En Centrohabana la celebración sería grandiosa, por lo del campeonato. Si les gustará la pelota a esos vagos. Se irían en manada hasta el estadio, a disfrutar de lo lindo. No me arrepiento de haberme ido, aquel lugar apesta. No importa si ganan o pierden los Industriales.

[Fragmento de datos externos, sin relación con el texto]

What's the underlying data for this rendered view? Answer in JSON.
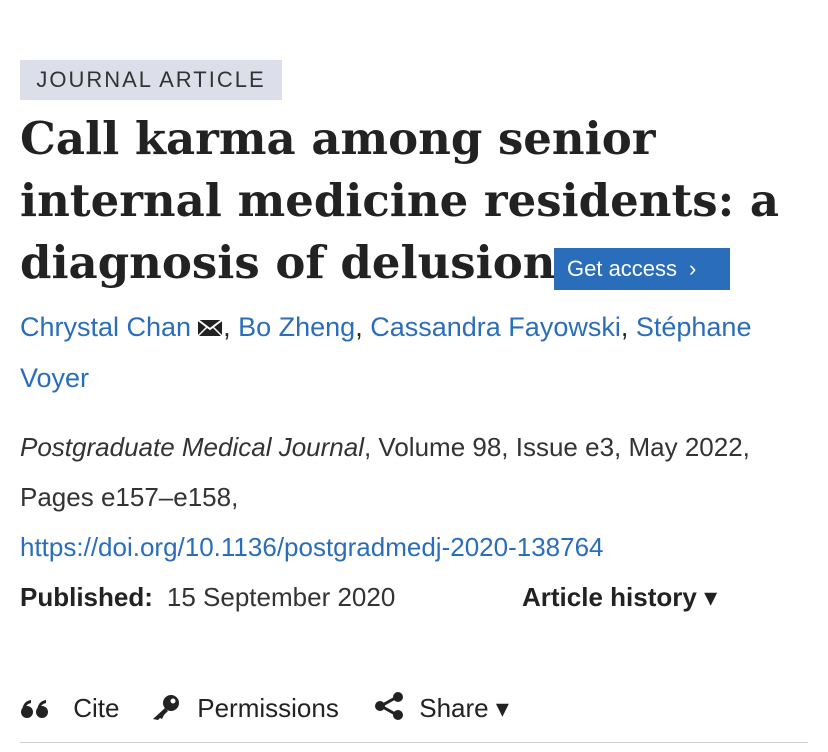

Como a la semana supe que Martincito estaba preso. Nos come la rutina, nos mastica y nos traga. Cuando vengo a ver han pasado siete días y de nuevo es domingo. Me digo coño y dónde está Martincito para echar un dominó y me dicen Martincito está preso. ¿Preso Martincito? Preso Martincito, así mismo. ¿Y qué hizo? Mató a un tipo. ¿Mató a un tipo Martincito, a qué tipo? A un tipo, no se sabe, Martincito lo dejó irreconocible.

Y usted dice, oficial, que tal vez consigan identificar el cadáver y que no fue en defensa propia porque se extralimitó Martincito, y que habría estado bien un estacazo, incluso dos, para obligarlo a salir de la terraza; pero que nada justifica que le triturara el cráneo hasta que el bate dijo hasta aquí y se le rompió entre las manos, el bate que con tanto celo guardaba Martincito, regalo del “Duke” en la decimosegunda serie, con los Azucareros disputando el título.

Que me hable de asesinato y me diga que conservan congelado el cuerpo en lo que la investigación avanza, y que si quiero puedo echar un ojo y apreciar cómo le puso Martincito el rostro al infeliz, créame, no me convence. Habrán sacado al muerto de otra parte, porque en la terraza de Martincito ese individuo no estaba y el bate se quebró contra los muebles de aluminio.

Yo lo vi. Todos lo vieron. Puedo testificar, si quiere.